DENMARK – The Danish watchdog has reprimanded labour-market pension fund Sampension for giving customers apparently personalised pension figures that were in fact generic.
The Danish FSA (Finanstilsynet) said Sampension's actions were contrary to good practice and gave the fund an official order (Påbud) to ensure it adhered to the principles in future.
In 2009, Sampension sent out a letter to a large group of customers.
The FSA said the company had formulated the letter in such a way that customers thought it was a personal recommendation, based on an individual assessment of each customer's situation.
Sampension's letter was accompanied by a leaflet entitled: "Your personal data".
This had included impact calculations to help the customer decide whether or not to switch from one pension product to another.

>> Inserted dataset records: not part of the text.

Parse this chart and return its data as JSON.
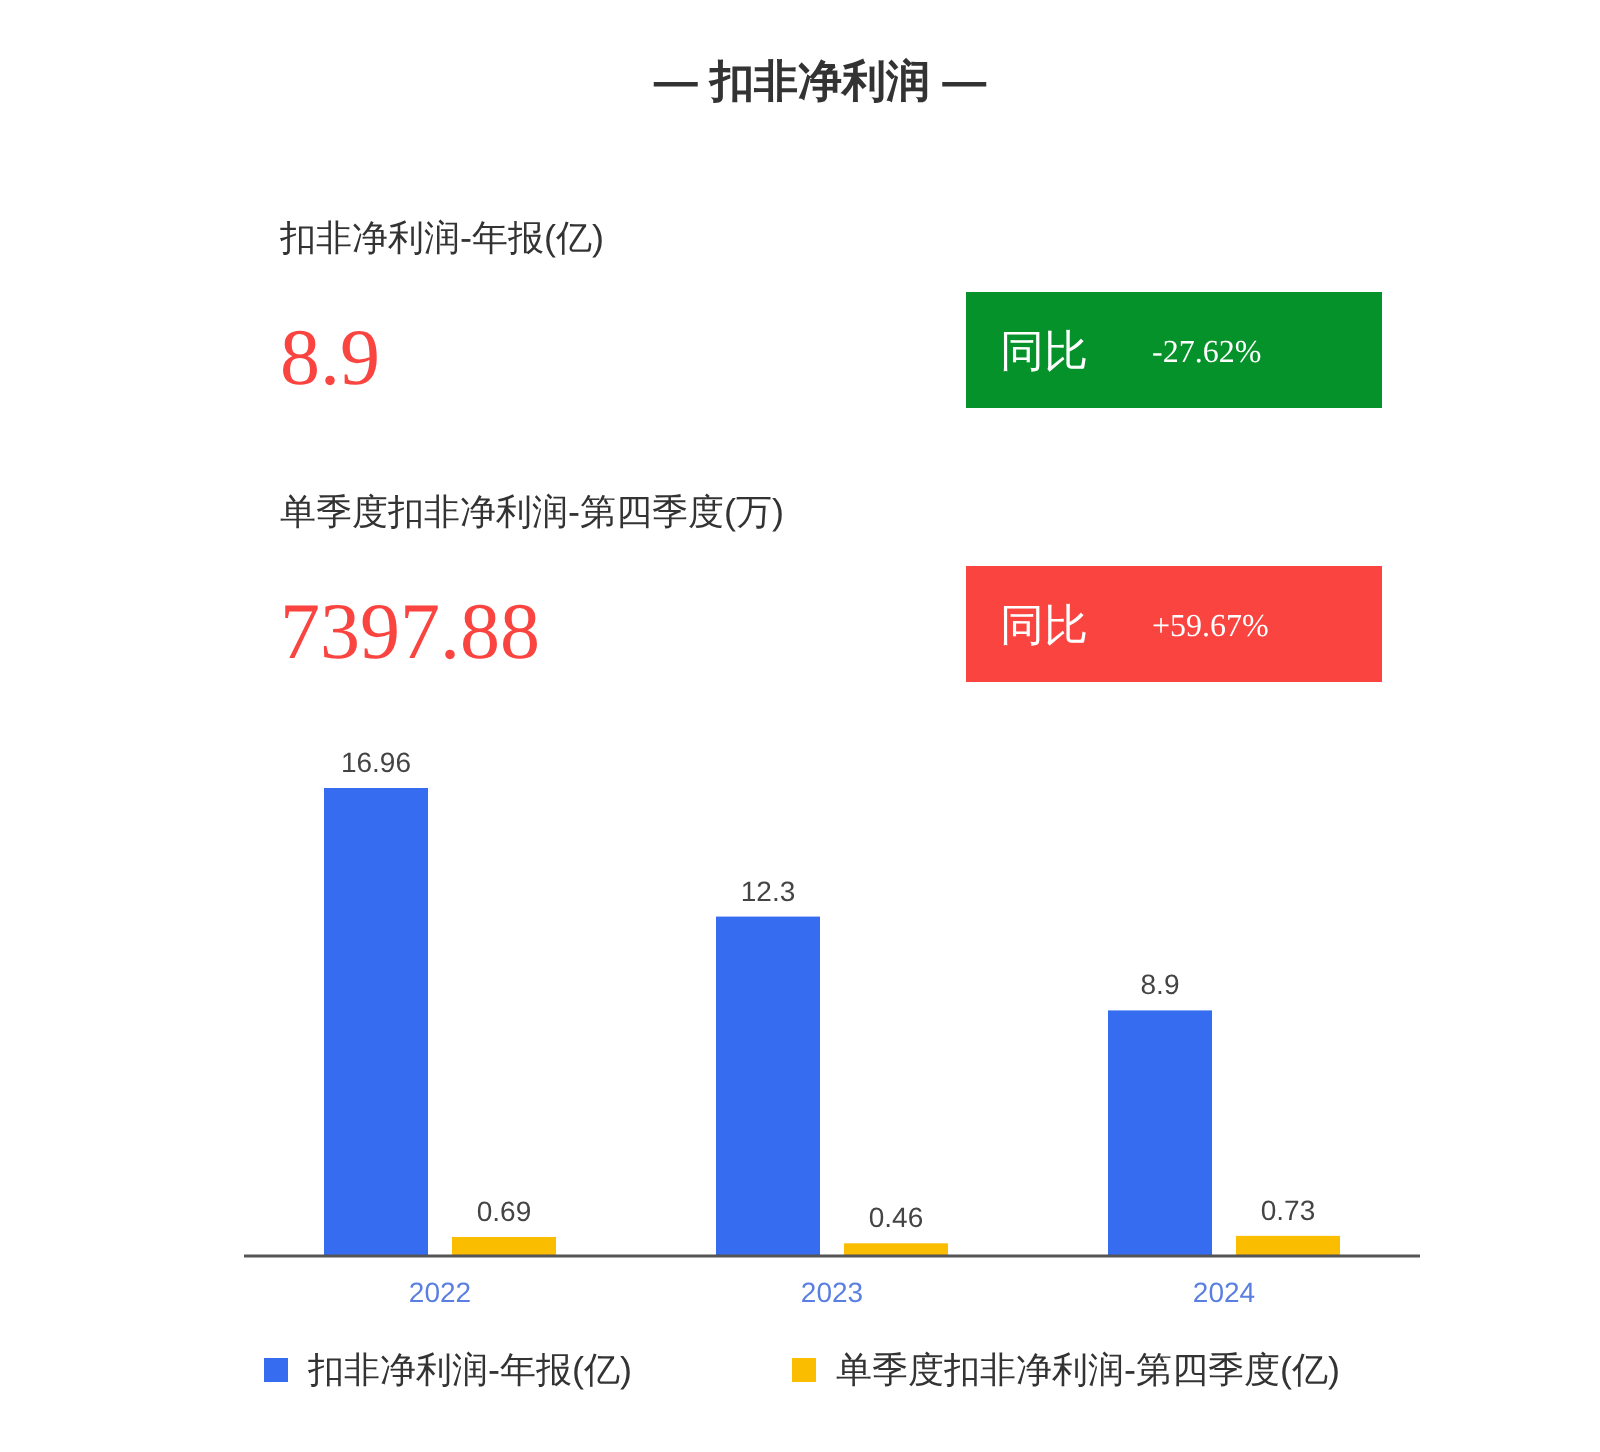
{
  "chart_data": [
    {
      "type": "other",
      "title": "— 扣非净利润 —",
      "annotations": [
        "扣非净利润-年报(亿)",
        "8.9",
        "同比",
        "-27.62%",
        "单季度扣非净利润-第四季度(万)",
        "7397.88",
        "同比",
        "+59.67%"
      ]
    },
    {
      "type": "bar",
      "categories": [
        "2022",
        "2023",
        "2024"
      ],
      "series": [
        {
          "name": "扣非净利润-年报(亿)",
          "color": "#356cf0",
          "values": [
            16.96,
            12.3,
            8.9
          ]
        },
        {
          "name": "单季度扣非净利润-第四季度(亿)",
          "color": "#fbbd00",
          "values": [
            0.69,
            0.46,
            0.73
          ]
        }
      ],
      "data_labels": true,
      "legend": "bottom"
    }
  ]
}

Annette Bjaalund Andersen, head of section at the FSA, said: "The decision states that letters should not create the impression of being an assessment of the individual customer's position, if the pension fund has not undertaken a concrete, individual assessment itself."
The regulator also warned Sampension that a reduction in coverage – such as a lack of partner's pension as a result of a change in plan – must be given a prominent position in customer letters.
The FSA's investigation followed a complaint from the partner of a scheme member who had chosen shortly before their death to switch to the 3 i 1 Livspension (3-in-1 Lifelong pension), after reading information from Sampension.
Unlike the customer's original pension plan, the new pension product did not include a partner's pension.